Он, несомненно, повлиял на Мериме, которого я очень люблю, но вряд ли на кого-то другого. В русской литературе нет никого ему подобного, может быть только Короленко и, странным образом, Чехов-драматург, у которого романтизм всегда прячется за ироническим восприятием абсурдной действительности.
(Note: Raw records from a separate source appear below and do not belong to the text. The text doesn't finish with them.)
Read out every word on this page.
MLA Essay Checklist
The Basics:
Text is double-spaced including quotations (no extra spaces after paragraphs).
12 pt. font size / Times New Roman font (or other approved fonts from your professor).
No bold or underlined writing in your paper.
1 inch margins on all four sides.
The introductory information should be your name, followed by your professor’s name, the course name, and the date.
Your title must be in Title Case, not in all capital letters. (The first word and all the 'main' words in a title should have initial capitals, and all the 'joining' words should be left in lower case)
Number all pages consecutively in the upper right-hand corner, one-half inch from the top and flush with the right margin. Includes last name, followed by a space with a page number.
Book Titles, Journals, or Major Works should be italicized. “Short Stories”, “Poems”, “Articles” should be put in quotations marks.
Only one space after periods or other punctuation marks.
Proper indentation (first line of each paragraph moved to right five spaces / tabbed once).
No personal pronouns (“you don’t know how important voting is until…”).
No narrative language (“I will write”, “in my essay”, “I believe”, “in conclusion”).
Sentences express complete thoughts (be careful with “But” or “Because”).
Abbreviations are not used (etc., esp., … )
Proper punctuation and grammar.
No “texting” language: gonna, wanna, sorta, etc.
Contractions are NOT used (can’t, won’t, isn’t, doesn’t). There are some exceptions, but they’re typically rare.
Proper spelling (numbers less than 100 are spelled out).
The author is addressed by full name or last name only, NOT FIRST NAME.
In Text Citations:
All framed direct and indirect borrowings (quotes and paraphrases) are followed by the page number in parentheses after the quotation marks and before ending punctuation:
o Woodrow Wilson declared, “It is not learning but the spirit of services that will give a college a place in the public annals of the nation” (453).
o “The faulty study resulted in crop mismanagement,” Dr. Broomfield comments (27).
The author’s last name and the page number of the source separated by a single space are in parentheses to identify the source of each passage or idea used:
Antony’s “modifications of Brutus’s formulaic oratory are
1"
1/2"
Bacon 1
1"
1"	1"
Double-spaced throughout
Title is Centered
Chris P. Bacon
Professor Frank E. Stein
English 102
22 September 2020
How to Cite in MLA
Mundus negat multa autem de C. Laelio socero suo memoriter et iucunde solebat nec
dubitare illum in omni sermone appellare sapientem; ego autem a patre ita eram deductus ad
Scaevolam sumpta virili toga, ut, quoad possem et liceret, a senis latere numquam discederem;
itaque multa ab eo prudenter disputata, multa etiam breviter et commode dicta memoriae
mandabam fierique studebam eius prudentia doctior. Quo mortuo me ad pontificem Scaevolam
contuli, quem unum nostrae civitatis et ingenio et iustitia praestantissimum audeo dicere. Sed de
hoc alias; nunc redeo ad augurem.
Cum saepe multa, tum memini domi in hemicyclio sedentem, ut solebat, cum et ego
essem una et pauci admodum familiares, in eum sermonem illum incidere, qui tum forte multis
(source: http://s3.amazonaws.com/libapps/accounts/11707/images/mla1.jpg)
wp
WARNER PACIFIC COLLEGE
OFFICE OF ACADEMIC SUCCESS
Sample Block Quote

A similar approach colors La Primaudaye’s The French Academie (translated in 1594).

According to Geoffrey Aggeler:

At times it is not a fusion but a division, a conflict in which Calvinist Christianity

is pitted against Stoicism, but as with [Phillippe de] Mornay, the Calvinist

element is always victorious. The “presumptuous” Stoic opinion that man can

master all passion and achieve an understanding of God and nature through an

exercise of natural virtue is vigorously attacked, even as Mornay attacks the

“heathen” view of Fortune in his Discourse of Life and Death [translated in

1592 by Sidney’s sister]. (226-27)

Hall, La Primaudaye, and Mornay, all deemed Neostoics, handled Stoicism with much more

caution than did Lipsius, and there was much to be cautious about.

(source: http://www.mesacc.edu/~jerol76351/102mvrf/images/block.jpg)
— О Мериме говорить нечего: это понятно; их дружба не случайна; тут было и прямое ученичество, недаром Мериме — умнейший из писателей своего поколения… и словно бы не совсем француз. О Чехове и Короленке не спорю, хоть и не могу ответить немедленным да; нужно приглядеться. Но в России Стендаль в первую очередь повлиял на Толстого. То, что Вы называете сдержанностью и элегантностью, не совсем ценилось во Франции в эпоху, когда воцарился Гюго. (Вот уж действительно «великий писатель»! — Это я воспроизвожу по памяти ироническое восклицание Андрея Жида …да-да; я убеждён, что правильно не Андрэ, а именно Андрей, — решитесь ли возразить? Сегодня Гюго только смешон, а ведь в каждом французском городе есть улица Виктора Гюго, как в Совдепии — улица Ленина… что и понятно: Гюго творил для народа.) Но Толстой, если говорить о стиле, увидел и взял у Стендаля естественность, простирающуюся до некоторой сумбурности в организации текста, до небрежности, вытекавшей у Стендаля из скорописи. Сам Толстой, в отличие от Стендаля, писал медленно, переписывал по множеству раз — и при этом сознательно имитировал скоропись Стендаля, устраивал свои фразы так, чтоб они были неказисты, чтобы в них — недопустимая небрежность! — повторялись местоименные прилагательные типа который (оттого-то самонадеянные читатели и говорят обычно: «Если б я писал прозу, я писал бы, как Толстой»). В России, сколько вижу, одному Куприну после Толстого удавалась такая стендалевская проза, но он, конечно, не у Стендаля учился, даже, пожалуй, и не у Толстого, а просто был так устроен: неглубок, но дивно естествен… Если говорить о философии жизни и литературы, Толстой у Стендаля взял ещё и отношение к войне, осмысление батальных сцен. Между юношей Фабрицио под Ватерлоо и Колей Ростовым — прямая связь; разве нет?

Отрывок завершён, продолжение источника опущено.